Now, five years later (and five years wiser), Maia, an Oakland born artist, has decided to revisit the EP that kick started her career. The songs, originally recorded in her parent’s house, have been transformed with plum blossom (revisited) into a beautiful story of maturity and growth as the young artist has grown into adulthood. To go along with a revisiting of her first EP, mxmtoon announced a small, intimate acoustic tour across the United States, with a stop being in her hometown region- the Bay Area.
Cafe du Nord was the perfect place for an intimate night with just mxmtoon. With no opener and two ukuleles, Maia made it obvious that the night was a celebration of the new EP, getting to revisit songs that were meaningful to her.

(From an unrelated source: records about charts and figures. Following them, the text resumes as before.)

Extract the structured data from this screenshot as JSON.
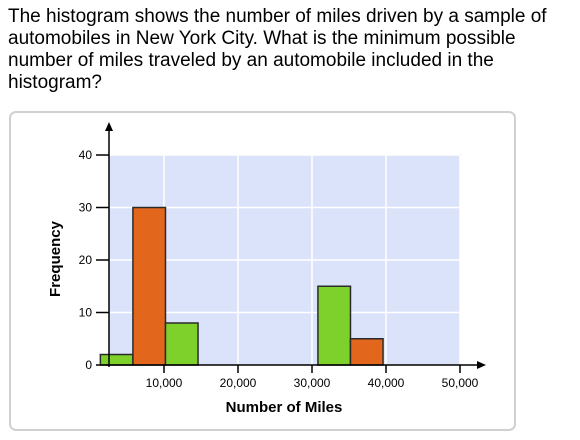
{
  "question": {
    "text": "The histogram shows the number of miles driven by a sample of automobiles in New York City. What is the minimum possible number of miles traveled by an automobile included in the histogram?"
  },
  "chart_data": {
    "type": "bar",
    "xlabel": "Number of Miles",
    "ylabel": "Frequency",
    "ylim": [
      0,
      40
    ],
    "yticks": [
      0,
      10,
      20,
      30,
      40
    ],
    "xlim": [
      0,
      50000
    ],
    "xticks": [
      10000,
      20000,
      30000,
      40000,
      50000
    ],
    "xtick_labels": [
      "10,000",
      "20,000",
      "30,000",
      "40,000",
      "50,000"
    ],
    "bin_width": 4400,
    "grid": true,
    "plot_background": "#dbe3fa",
    "colors": {
      "green": "#7dd12a",
      "orange": "#e2661c",
      "bar_border": "#2b2b2b",
      "grid": "#ffffff",
      "axis": "#000000"
    },
    "bars": [
      {
        "start": 1400,
        "value": 2,
        "color": "green"
      },
      {
        "start": 5800,
        "value": 30,
        "color": "orange"
      },
      {
        "start": 10200,
        "value": 8,
        "color": "green"
      },
      {
        "start": 30800,
        "value": 15,
        "color": "green"
      },
      {
        "start": 35200,
        "value": 5,
        "color": "orange"
      }
    ]
  }
}
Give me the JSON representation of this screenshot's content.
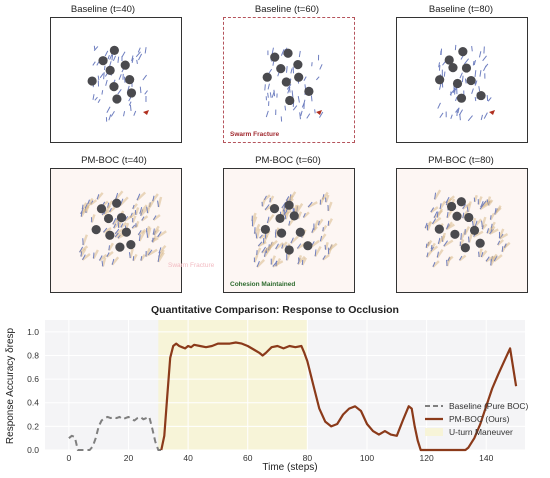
{
  "panels": {
    "row1": [
      {
        "title": "Baseline (t=40)"
      },
      {
        "title": "Baseline (t=60)",
        "annotation": "Swarm Fracture"
      },
      {
        "title": "Baseline (t=80)"
      }
    ],
    "row2": [
      {
        "title": "PM-BOC (t=40)",
        "annotation": "Swarm Fracture"
      },
      {
        "title": "PM-BOC (t=60)",
        "annotation": "Cohesion Maintained"
      },
      {
        "title": "PM-BOC (t=80)"
      }
    ]
  },
  "colors": {
    "baseline": "#7f7f7f",
    "pmboc": "#8b3a1a",
    "uturn": "#f7f4d8",
    "fracture": "#a0282e",
    "cohesion": "#2e6b2e",
    "obstacle": "#4a4a4e",
    "agent_blue": "#6f7fc0",
    "agent_tan": "#d9b98a"
  },
  "chart_data": {
    "type": "line",
    "title": "Quantitative Comparison: Response to Occlusion",
    "xlabel": "Time (steps)",
    "ylabel": "Response Accuracy δresp",
    "xlim": [
      -8,
      153
    ],
    "ylim": [
      0,
      1.1
    ],
    "xticks": [
      0,
      20,
      40,
      60,
      80,
      100,
      120,
      140
    ],
    "yticks": [
      0.0,
      0.2,
      0.4,
      0.6,
      0.8,
      1.0
    ],
    "shaded_region": {
      "x": [
        30,
        80
      ],
      "label": "U-turn Maneuver"
    },
    "legend_position": "lower-right",
    "series": [
      {
        "name": "Baseline (Pure BOC)",
        "style": "dashed",
        "x": [
          0,
          1,
          2,
          3,
          4,
          5,
          6,
          7,
          8,
          9,
          10,
          11,
          12,
          13,
          14,
          15,
          16,
          17,
          18,
          19,
          20,
          21,
          22,
          23,
          24,
          25,
          26,
          27,
          28,
          29,
          30,
          31
        ],
        "y": [
          0.1,
          0.12,
          0.11,
          0.0,
          0.0,
          0.0,
          0.0,
          0.0,
          0.03,
          0.1,
          0.2,
          0.25,
          0.27,
          0.28,
          0.27,
          0.28,
          0.27,
          0.28,
          0.26,
          0.27,
          0.28,
          0.26,
          0.25,
          0.27,
          0.28,
          0.26,
          0.27,
          0.28,
          0.18,
          0.07,
          0.0,
          0.0
        ]
      },
      {
        "name": "PM-BOC (Ours)",
        "style": "solid",
        "x": [
          31,
          32,
          33,
          34,
          35,
          36,
          37,
          38,
          39,
          40,
          41,
          42,
          44,
          46,
          48,
          50,
          52,
          54,
          56,
          58,
          60,
          62,
          64,
          65,
          66,
          68,
          70,
          72,
          74,
          76,
          78,
          79,
          80,
          82,
          84,
          86,
          88,
          90,
          92,
          94,
          96,
          98,
          100,
          102,
          104,
          106,
          108,
          110,
          112,
          114,
          115,
          116,
          117,
          118,
          119,
          120,
          122,
          124,
          126,
          128,
          130,
          132,
          133,
          134,
          136,
          138,
          140,
          142,
          144,
          146,
          148,
          149,
          150
        ],
        "y": [
          0.0,
          0.12,
          0.45,
          0.78,
          0.88,
          0.9,
          0.88,
          0.87,
          0.86,
          0.88,
          0.87,
          0.89,
          0.88,
          0.87,
          0.88,
          0.9,
          0.9,
          0.9,
          0.91,
          0.9,
          0.88,
          0.85,
          0.82,
          0.8,
          0.82,
          0.87,
          0.88,
          0.86,
          0.88,
          0.87,
          0.88,
          0.82,
          0.75,
          0.55,
          0.35,
          0.24,
          0.2,
          0.22,
          0.3,
          0.35,
          0.37,
          0.33,
          0.22,
          0.16,
          0.13,
          0.16,
          0.13,
          0.12,
          0.25,
          0.37,
          0.35,
          0.2,
          0.08,
          0.0,
          0.0,
          0.0,
          0.0,
          0.0,
          0.0,
          0.0,
          0.0,
          0.0,
          0.0,
          0.02,
          0.1,
          0.22,
          0.37,
          0.52,
          0.64,
          0.75,
          0.86,
          0.7,
          0.54
        ]
      }
    ]
  }
}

Within her set, mxmtoon’s quirky attitude turned the audience into a community of people getting together to experience music. Rambling about the meanings of songs and going off on tangents about how Northern California will always be better than Southern California (a sentiment I don’t entirely agree with), Maia made it clear that the evening was meant to be one where she could engage with her fans.

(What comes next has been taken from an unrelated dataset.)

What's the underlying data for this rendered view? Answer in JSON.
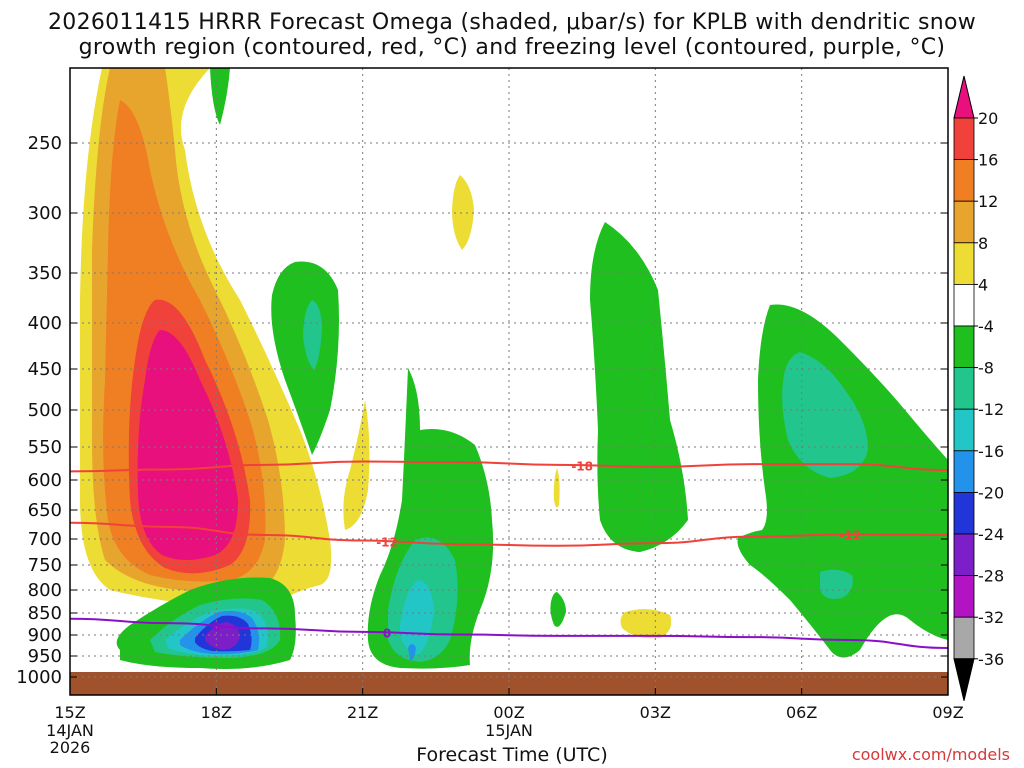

While her revisited songs were the focus of the night, Maia also performed some songs from her repertoire that she often didn’t get to play acoustic. “sad disco” and “mona lisa” were two of these songs, both off of her newest album rising, released in 2022. The songs were a contrast to the pining nature of the songs off of plum blossom, taking a more upbeat approach to the concepts of depression and wanting to be desired by someone else. The struggles of young adulthood were depicted throughout all of the songs within the set, and told the story of Maia’s life as she grew as both an artist and a person. To wrap out the intimate evening, the small set was finished with “prom dress”, mxmtoon’s most popular song, and the classic “Riptide” by Vance Joy, which Maia stated “was the staple of any ukulele artist’s song collection.”

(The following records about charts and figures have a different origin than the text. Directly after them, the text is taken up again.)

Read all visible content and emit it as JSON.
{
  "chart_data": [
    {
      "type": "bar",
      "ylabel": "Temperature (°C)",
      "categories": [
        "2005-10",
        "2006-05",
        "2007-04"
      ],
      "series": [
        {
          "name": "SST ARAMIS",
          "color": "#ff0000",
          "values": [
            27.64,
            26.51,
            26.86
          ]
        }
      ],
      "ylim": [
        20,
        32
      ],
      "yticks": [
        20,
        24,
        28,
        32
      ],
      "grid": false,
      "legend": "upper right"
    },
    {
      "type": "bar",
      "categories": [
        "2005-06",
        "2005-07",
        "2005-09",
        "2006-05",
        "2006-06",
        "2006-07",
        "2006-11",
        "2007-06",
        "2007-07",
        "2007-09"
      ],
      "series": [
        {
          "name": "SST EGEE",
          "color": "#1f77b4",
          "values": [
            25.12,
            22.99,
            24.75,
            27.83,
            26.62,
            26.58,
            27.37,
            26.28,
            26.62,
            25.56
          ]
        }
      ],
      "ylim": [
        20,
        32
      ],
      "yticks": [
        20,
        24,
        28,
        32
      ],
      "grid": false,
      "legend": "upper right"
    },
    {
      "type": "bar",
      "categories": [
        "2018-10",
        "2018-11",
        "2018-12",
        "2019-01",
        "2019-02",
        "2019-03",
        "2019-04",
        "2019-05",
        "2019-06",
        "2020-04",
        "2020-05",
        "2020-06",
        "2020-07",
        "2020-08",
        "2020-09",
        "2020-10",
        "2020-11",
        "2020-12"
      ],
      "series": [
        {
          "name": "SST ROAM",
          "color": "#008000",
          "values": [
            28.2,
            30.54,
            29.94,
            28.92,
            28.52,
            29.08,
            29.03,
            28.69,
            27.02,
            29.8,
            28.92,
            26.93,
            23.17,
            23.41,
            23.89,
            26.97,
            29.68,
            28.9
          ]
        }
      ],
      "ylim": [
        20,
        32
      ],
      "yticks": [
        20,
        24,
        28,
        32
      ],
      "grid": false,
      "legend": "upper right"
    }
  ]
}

The concert was a wonderful acoustic celebration of how a person can change and evolve with their music over the span of five years. The concert allowed for the audience, alongside mxmtoon, to reflect upon the change that has occurred since the original plum blossom EP. The night within San Francisco was a wonderful and personal experience getting to explore what music can mean at different stages of your life, and was a wonderful way to wrap up my semester.